ERROR The following command failed:

/tmp/61195.1.all.q/_MEIWcirmK/parsnp /disk1/parsnpAligner.ini Please veryify input data and restart Parsnp. If the problem persists please contact the Parsnp development team. ERROR


SETTINGS: |-refgenome: autopick |-aligner: libMUSCLE |-seqdir: |-outdir:
|-OS: Linux |-threads: 16


bkille commented 4 years ago

@sunctx that looks like a CentOS distro of linux. I haven't tested on that but will try to make a binary that works for that (and WSL2). In the meantime, you can try building from source and see if that fixes the issue.

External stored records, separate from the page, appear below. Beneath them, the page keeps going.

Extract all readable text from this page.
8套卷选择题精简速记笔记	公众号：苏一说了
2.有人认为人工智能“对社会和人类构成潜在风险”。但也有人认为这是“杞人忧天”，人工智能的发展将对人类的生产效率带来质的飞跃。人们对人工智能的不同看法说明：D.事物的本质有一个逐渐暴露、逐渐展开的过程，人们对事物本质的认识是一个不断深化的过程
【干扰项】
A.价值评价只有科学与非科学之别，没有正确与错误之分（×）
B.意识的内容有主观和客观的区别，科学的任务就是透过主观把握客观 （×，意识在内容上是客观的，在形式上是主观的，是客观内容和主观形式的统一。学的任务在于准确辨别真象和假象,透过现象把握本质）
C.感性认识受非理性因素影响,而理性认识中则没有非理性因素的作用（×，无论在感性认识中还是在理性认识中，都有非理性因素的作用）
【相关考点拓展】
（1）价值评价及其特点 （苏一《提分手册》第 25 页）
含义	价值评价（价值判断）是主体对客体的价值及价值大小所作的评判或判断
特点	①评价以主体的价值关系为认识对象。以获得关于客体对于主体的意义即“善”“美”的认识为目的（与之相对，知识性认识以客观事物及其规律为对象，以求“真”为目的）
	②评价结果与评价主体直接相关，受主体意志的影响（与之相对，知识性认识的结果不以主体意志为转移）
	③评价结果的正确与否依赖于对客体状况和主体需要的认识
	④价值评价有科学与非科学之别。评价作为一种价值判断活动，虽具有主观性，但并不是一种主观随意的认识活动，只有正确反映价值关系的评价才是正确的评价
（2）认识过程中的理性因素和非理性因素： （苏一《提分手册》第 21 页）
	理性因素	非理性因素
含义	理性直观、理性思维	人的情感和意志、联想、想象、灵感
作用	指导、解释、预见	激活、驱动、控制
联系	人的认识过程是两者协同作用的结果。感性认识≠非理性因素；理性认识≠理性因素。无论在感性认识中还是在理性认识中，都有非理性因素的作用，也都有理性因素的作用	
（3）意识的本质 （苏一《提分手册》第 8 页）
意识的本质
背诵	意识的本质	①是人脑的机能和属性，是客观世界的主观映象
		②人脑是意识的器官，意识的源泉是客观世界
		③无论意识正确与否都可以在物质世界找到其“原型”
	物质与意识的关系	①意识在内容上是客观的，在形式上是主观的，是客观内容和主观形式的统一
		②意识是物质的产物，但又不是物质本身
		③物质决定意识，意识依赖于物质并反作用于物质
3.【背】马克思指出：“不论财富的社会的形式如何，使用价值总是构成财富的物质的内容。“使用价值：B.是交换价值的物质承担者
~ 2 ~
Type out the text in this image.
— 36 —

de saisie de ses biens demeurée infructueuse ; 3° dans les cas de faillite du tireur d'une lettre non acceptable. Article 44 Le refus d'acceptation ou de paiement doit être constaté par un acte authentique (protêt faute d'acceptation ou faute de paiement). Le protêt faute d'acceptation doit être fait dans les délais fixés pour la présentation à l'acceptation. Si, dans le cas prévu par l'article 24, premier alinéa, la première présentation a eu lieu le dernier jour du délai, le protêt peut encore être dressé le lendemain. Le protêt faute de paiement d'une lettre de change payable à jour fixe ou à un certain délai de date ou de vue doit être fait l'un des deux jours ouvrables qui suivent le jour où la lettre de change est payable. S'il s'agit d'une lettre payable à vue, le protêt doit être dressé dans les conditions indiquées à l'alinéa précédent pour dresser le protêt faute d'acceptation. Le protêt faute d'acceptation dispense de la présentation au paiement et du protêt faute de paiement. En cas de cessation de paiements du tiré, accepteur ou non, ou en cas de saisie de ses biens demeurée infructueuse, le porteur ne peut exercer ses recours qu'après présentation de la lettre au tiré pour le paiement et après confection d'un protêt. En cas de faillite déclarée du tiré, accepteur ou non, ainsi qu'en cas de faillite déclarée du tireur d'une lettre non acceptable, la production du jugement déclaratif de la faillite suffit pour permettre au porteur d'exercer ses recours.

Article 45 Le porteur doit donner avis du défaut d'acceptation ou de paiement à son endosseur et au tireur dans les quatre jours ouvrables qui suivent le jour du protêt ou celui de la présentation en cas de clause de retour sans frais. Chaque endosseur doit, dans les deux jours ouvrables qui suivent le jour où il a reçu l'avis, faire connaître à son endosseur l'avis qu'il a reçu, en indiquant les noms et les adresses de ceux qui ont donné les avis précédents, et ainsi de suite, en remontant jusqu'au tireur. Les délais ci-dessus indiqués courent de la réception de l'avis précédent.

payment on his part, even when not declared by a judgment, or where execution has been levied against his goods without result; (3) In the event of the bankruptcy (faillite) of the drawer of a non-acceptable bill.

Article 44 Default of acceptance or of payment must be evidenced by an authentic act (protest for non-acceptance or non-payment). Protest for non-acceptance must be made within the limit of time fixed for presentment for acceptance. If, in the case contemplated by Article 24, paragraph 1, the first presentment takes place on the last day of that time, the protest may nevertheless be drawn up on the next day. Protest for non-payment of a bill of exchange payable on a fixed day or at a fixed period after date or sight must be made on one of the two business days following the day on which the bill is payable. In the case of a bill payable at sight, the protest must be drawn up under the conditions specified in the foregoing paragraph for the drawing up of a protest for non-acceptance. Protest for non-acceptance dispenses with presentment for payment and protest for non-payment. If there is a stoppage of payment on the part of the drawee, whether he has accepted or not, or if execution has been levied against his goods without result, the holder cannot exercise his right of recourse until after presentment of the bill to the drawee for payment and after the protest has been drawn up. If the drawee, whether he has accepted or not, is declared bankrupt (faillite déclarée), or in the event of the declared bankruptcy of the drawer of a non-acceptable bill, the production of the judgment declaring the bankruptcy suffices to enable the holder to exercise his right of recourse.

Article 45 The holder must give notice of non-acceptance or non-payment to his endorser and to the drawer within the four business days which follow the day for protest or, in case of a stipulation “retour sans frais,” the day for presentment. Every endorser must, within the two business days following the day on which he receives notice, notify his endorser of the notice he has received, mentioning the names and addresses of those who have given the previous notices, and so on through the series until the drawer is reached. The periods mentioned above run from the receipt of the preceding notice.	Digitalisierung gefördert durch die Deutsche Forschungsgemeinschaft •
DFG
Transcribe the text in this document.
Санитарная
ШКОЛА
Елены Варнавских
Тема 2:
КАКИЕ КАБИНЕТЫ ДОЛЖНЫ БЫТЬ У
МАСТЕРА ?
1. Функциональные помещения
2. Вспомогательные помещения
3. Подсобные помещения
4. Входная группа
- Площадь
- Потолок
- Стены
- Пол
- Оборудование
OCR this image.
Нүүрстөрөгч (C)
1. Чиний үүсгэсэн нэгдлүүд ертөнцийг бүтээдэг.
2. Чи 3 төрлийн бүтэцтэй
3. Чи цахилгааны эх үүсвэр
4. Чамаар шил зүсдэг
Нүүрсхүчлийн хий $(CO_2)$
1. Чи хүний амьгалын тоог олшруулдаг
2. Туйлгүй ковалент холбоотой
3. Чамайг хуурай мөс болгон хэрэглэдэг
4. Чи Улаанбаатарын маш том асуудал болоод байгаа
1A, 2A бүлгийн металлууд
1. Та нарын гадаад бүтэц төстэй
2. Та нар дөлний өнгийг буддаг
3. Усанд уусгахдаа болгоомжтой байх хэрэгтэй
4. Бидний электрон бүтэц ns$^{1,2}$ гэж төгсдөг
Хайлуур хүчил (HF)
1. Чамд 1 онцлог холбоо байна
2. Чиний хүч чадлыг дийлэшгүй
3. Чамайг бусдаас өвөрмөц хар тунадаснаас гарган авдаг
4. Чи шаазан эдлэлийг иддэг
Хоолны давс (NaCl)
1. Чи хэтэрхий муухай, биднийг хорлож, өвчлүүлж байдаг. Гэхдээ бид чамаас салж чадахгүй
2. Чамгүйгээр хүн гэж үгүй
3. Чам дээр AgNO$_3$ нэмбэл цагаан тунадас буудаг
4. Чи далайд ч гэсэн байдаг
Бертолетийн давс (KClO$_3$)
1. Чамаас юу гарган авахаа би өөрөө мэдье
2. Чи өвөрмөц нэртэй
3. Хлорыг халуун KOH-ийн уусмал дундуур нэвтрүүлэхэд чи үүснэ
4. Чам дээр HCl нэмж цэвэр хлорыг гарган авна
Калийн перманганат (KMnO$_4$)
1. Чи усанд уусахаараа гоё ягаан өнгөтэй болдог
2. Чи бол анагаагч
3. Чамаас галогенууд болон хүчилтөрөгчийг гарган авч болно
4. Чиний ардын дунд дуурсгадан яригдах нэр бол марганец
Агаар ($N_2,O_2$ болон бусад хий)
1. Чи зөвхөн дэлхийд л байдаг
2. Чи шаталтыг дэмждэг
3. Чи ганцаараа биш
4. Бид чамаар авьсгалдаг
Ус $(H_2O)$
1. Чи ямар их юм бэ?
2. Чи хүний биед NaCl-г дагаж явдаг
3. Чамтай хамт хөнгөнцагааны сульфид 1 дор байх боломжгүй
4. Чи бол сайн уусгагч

sunctx commented 4 years ago

@bkille thanks for your efforts.

sunctx commented 4 years ago

I understand now. The output is:

Segmentation fault

I am wondering if this result from "out of memory".

bkille commented 4 years ago

@sunctx If memory is an issue, running with 1 thread may help. You can also view memory usage using top or htop.

sunctx commented 4 years ago

Dear bkille, Thank you very much for the software. I am trying to parsnp ~ 1700 Klebsiella pneumoniae genomes on a server cluster (ten nodes, 16 threads and 126G RAM per node), and parsnp 1.2 always come up with #81 this error (no difficulties in genomes alignment of a small sample sizes, up to 500 genomes). When runing on ~ 1700 genomes, I found the RAM increased gradually to 126GB and the job was then killed (out of memory). Thus I added -P 35000000 (or -P 35000, or -P 90000, or -P 90, -P 35, −P 35GB), while each won’t stop the memory usage increase up to 126GB, which resulted the job killed and my #81 error.

So, i am appreciate if you could tell:

Thanks in advance and have a nice weekend.

/Sun

bkille commented 4 years ago

@bwanderson3 We have fixed the WSL issue in the most recent build of parsnp. The conda package is stilll waiting to be pulled, however you're welcome to try the packaged release

bwanderson3 commented 4 years ago

@bkille This build worked on the test dataset (mers_virus). Thank you very much!